Environmental factors such as HIV infection can clearly trigger MYH9-associated nephropathy. It will be important to evaluate the roles of nephropathic viruses including polyoma viruses and parvovirus B19. It is also possible that lymphotropic viruses related to HIV1 initiate kidney disease in susceptible AA and HTLV-1, HTLV-2, CMV, and Human Herpes 6 are prime candidates, although HIV1 directly infects podocytes.

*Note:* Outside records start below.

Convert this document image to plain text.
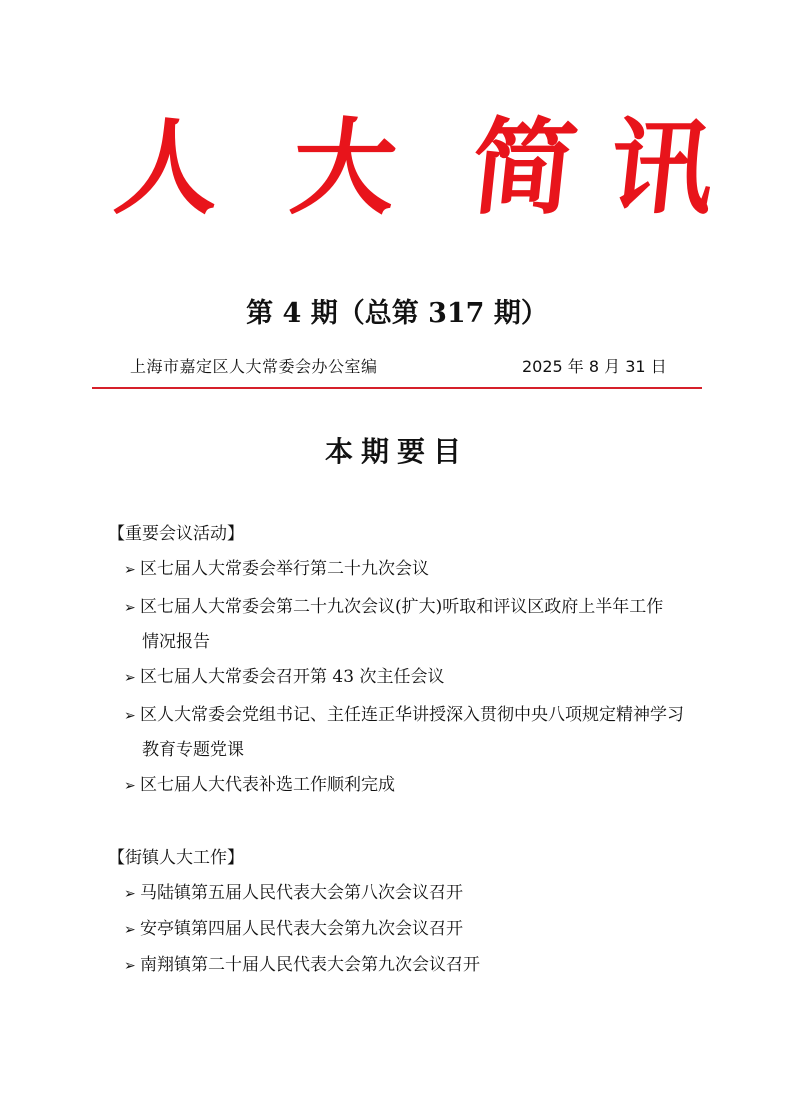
人 大 简 讯
第 4 期（总第 317 期）
上海市嘉定区人大常委会办公室编	2025 年 8 月 31 日
本期要目
【重要会议活动】
➢ 区七届人大常委会举行第二十九次会议
➢ 区七届人大常委会第二十九次会议(扩大)听取和评议区政府上半年工作
情况报告
➢ 区七届人大常委会召开第 43 次主任会议
➢ 区人大常委会党组书记、主任连正华讲授深入贯彻中央八项规定精神学习
教育专题党课
➢ 区七届人大代表补选工作顺利完成
【街镇人大工作】
➢ 马陆镇第五届人民代表大会第八次会议召开
➢ 安亭镇第四届人民代表大会第九次会议召开
➢ 南翔镇第二十届人民代表大会第九次会议召开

These possibilities provide new hope for preventing kidney disease in those with genetic predisposition from MYH9. If viral infections initiate glomerulosclerosis, vaccines preventing infection could prevent renal insufficiency. As aggressive blood pressure control and use of ACE-inhibitors fail to halt progression of MYH9-associated kidney diseases, novel strategies to maintain podocyte cytoskeletal architecture have the potential to prevent glomerulosclerosis in AA with the disorder that has historically been labeled hypertensive nephrosclerosis.

CONCLUSIONS

Longstanding physician bias and misclassification have confused the classification of chronic forms of nephropathy. High blood pressure is not a common inciting factor for hypertensive nephrosclerosis in AA. In contrast, small vessel disease related to high blood pressure and other cardiovascular risk factors is often present in older EA given this diagnosis. Nonetheless, it remains critical to aggressively treat high blood pressure in those with (and at risk for) kidney disease. Hypertension accelerates nephropathy progression in all proteinuric kidney diseases68 and contributes to heart failure, myocardial infarction and stroke6971. Seventy percent of AA with non-diabetic kidney disease fall into the spectrum of MYH9-associated nephropathy, ranging from focal global glomerulosclerosis in AASK participants, to sporadic FSGS, to collapsing glomerulopathy related to HIV infection. It is unclear why these different histologic disease patterns develop, although it is tempting to speculate that different modifier genes or environmental factors interacting with MYH9 dictate renal lesions. These recent genetic studies made major contributions toward untangling the complex relationship between high blood pressure and initiation of kidney disease. MYH9-related podocyte cytoskeleton dysregulation with progressive nephron loss likely cause secondary hypertension in African Americans labeled as having hypertensive nephropathy.

Acknowledgments

This work was supported by NIH grants RO1 DK070941 and RO1 DK084149 (BIF).

Abbreviations

AA

African American(s)

EA

European American(s)

Footnotes

The authors report no conflicts of interest in this work.